Ryanair may expand services after axing of travel tax
AIRLINES and airports have welcomed Finance Minister Michael Noonan’s decision to axe the €3 air travel tax.
Aer Lingus said that the tax – which had initially been introduced in 2009 and is levied on passengers departing from Irish airports – had damaged air traffic demand.
“It has always been Aer Lingus' position that the ATT caused a lessening of demand for air travel and was therefore counterproductive from an Irish macro-economic viewpoint,” said a spokesman for the airline.
Ryanair also welcomed the removal of the tax. It has long campaigned against air travel taxes imposed by governments throughout Europe.
While the airline didn’t immediately say whether it will expand services to and from Ireland as a result, aviation sources told the Irish Independent that the low-cost carrier may unveil additional services within weeks.

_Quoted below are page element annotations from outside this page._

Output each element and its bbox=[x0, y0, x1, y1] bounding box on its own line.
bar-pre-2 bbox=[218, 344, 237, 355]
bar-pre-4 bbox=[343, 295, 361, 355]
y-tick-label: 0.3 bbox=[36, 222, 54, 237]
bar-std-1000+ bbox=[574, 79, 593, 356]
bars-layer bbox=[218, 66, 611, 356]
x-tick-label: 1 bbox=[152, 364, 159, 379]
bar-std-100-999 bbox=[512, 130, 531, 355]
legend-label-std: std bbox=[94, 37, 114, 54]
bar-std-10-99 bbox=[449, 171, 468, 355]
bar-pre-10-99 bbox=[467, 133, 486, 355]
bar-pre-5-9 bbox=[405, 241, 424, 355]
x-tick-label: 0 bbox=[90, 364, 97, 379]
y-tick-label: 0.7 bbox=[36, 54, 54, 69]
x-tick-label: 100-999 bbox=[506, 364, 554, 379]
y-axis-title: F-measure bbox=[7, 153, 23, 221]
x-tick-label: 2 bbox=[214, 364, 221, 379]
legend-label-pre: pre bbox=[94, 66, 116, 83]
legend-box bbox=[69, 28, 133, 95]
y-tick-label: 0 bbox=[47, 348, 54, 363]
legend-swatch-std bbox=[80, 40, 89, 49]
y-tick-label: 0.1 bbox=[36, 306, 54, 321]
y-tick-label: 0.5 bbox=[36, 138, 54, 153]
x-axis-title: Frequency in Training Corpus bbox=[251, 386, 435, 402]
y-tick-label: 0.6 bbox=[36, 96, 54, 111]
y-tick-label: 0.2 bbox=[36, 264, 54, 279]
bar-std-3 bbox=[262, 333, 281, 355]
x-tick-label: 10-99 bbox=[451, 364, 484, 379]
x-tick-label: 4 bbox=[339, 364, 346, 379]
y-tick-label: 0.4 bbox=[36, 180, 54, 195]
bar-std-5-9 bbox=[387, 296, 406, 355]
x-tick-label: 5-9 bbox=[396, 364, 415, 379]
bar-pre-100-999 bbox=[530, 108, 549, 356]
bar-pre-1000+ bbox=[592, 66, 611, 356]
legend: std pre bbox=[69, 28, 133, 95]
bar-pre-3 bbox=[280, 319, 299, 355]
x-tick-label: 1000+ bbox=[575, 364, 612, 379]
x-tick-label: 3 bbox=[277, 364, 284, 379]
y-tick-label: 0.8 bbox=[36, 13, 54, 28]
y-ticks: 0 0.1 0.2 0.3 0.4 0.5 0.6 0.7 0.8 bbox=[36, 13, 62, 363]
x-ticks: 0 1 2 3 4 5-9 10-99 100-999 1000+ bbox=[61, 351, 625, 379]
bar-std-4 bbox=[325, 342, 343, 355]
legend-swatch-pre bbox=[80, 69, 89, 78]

Aer Arann – which operates Aer Lingus Regional services and which is controlled by UK transport group Stobart – also welcomed the abolition of the tax but called on the Minister to axe it from January rather than waiting until April 1.
Shannon Airport chief executive Neil Pakey said the removal of the tax could tip the balance for the airport – which now operates as a separate entity to the Dublin Airport Authority (DAA) – in terms of attracting new services.
Minister for Transport, Tourism and Sport, Leo Varadkar, said removing the tax is a welcome move to generate new airline routes into Ireland.
“This represents a further boost for Irish tourism and the local economies,” he said. “I will be carefully monitoring the response of airlines and the tax can be re-imposed next October if the response is not sufficient,” he warned. “The Government will build on all these tourism measures next year, and on the great performance of tourism in 2013, and will make €24m available for tourism capital projects in 2014.”
The DAA also welcomed the move.
“Passenger numbers at Dublin Airport have increased by 1m over the past 12 months and we expect Cork Airport to return to growth next year,” said a DAA spokesman. “Anything that is positive for the Irish aviation sector is to be welcomed.”